Awaz Sayeed’s Short Stories

Story Overview:

“Udaas Nasal Ka Aakhri Aadmi” (“Last Man of the Melancholic Race”) tells the story of a deeply alienated man standing on a bridge, contemplating suicide. He waits for a crowd to gather, hoping his death will be witnessed and thus given meaning. As people assemble, their conversations reveal their preoccupation with trivial daily struggles and a lack of genuine empathy. The protagonist, likened to the philosopher Khalil Gibran, feels invisible and disconnected, embodying the sorrow of an entire melancholic generation.

When the man finally jumps into the pond, the crowd watches passively, shouting but unwilling to help. Instead of drowning, he begins to swim, eventually reaching the shore. His survival exposes the crowd’s indifference and their role as mere spectators. The story uses powerful symbolism—the bridge, the still pond, and the act of swimming—to explore themes of existential despair, social apathy, and the search for meaning in an emotionally numb society. Ultimately, it questions what it means to live or die in a world that has forgotten how to care.

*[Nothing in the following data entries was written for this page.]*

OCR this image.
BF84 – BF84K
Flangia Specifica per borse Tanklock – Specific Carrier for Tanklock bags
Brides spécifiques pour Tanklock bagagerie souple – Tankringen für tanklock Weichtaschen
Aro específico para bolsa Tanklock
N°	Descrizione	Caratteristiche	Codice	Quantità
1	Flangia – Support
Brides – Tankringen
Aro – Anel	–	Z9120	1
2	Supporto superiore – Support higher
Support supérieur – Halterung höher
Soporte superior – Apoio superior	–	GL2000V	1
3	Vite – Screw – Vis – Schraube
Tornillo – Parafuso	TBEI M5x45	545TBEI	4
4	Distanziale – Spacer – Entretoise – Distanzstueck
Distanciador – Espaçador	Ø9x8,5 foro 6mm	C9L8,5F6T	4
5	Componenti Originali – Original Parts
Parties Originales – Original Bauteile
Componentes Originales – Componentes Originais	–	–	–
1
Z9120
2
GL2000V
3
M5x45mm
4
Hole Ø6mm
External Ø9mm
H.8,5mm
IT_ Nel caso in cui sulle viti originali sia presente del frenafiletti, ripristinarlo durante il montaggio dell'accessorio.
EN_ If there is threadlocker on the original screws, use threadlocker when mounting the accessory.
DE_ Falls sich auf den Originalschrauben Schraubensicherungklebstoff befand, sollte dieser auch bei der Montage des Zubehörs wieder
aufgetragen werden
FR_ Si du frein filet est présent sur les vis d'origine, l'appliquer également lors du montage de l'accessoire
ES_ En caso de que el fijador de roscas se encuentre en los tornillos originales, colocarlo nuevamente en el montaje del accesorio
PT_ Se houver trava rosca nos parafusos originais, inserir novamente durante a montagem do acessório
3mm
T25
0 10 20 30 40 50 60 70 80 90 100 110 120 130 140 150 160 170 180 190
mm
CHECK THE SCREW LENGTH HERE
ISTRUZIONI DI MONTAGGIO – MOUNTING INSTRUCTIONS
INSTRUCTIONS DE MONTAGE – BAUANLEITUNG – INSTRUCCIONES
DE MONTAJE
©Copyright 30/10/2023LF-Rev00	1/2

Last Man of the Melancholic Race

He was standing on the vast iron bridge, over the large lake whose placid water shone clear and bright, shimmering like a silver leaf.

He was alone a while ago. However, a group of people had now gathered there. In fact, he was waiting for them to watch him commit suicide. He would have died in obscurity, had he jumped unseen into the water. But he was sure, if he plunged into the water’s hold with people around him, at least one of God’s servants would obviously try to save him. And thus he would survive. That particular day, he had decided to accomplish the act in a way that would enable him to taste life and death simultaneously.

He had tasted existence twenty years back. And now that he wanted a change of taste, there was no way other than suicide. He was listening intently to people talking among themselves.

“I had never been well off, and now this inflation has further left me with nothing. I’ve even parked my scooter at home. It is better to walk on foot than to spend money on petrol.”

“But doesn’t constant walking turn man into a rebel? You, on the contrary, have always been a peace-loving man.”

“Well, well, isn’t it rather dangerous, talking so glumly, while standing on the bridge?”

“They’re worried about petrol prices, and our worry is the shortage of food. There is nothing to eat in the market.”

“It’s all a lie. Had it been so, all the restaurants would have closed.”

“You are an insufferable glib talker, my friend. Now, who’s going to vex his brain with you?”

“You’re talking as if you really possess one.”

“Do you mean to say I’m brainless?”

“Oh man, can’t you appreciate humour?”

“Humour is not to be understood. It is to be felt. Look at that young man over there! How quietly he is standing on the bridge! It looks as if Khalil Gibran is reborn.”

He stood silently, like a statue, lost in deep thought. ‘Khalil Gibran appears to be the name of a very great, very old man. Wretched fellow, he has referred to a man who doesn’t exist now on earth. They say that there are people who become immortal in their death. Perhaps Gibran belongs to the same tribe.’

But he was in a flux. He neither wanted to live nor to die. He smiled at his own very strange, ludicrous thinking.

“Look at the fellow! He is smiling now.”

The smile spreading over his face froze at that remark.

“You didn’t let him smile freely.”

“You mean he has overheard us.”

“Of course, he has!”

“Look there! He is again smiling. This shows he hasn’t heard us talking.”

“Damn it! You always pull out a reason behind everything.”

“Oh no, he’s again become serious! Does a smile play only for a brief moment across the lips?”

“We have come here for entertainment, and you have started boring me. It’s better to go to our Rupa Rani. A song from her will refresh us.”

“There is always a long queue there!”

“It is not difficult to break the queue, particularly when you have both muscle and money power. Let’s go and hear a few popular songs.”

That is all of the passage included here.